How long does it typically take you to write a novel?
If I have nothing else to do, it takes me about 2 weeks. However, I never have time like that now. I will be doing a few writing retreats over the next few years where I spend time only writing and I plan on getting more serious about how my time is spent this summer, but that means no social media and few other activities.
What advice do you have for those thinking about writing gay romance and what advice do you have for those who are trying to build an audience from scratch?

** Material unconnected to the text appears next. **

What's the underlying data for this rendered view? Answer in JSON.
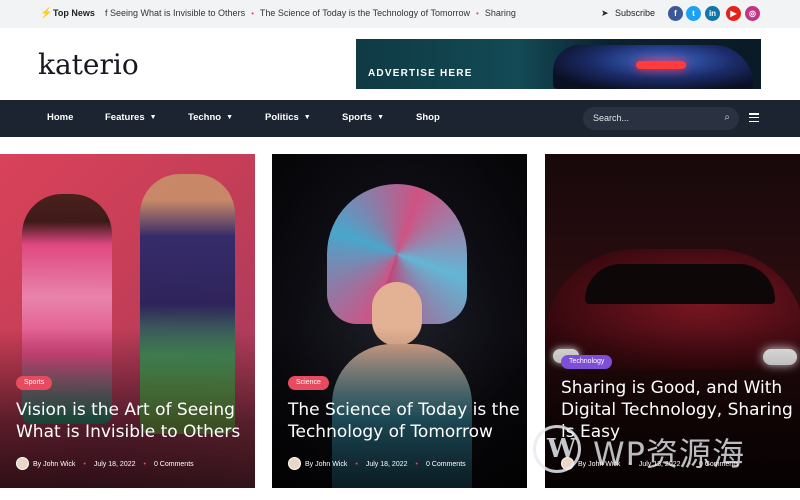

Write. Really, the best form of advertising is writing another book. Being new is hard. I do write under a couple of different names for multiple reasons and only one other name is tied to Sara York. It’s humbling to not sell. And it’s refreshing to go back to the beginning and start from scratch. I value every reader, every person who promotes my books, and every person who talks to me about my books. Being hung up on yourself is a death knell for an author. Just because your last book sold doesn’t mean your next will. Care more about the quality of your story, the quality of your characters, and the quality of your writing than you do about how many books sell. One book I recently finished I’m very proud of. I love that book, but it’s not under a name associated with me. I took a lot of time to make that story work, and that’s what I want to do with all of my books. That’s what I’d tell a new author. Slow down, take time, and work hard because eventually you’ll sell.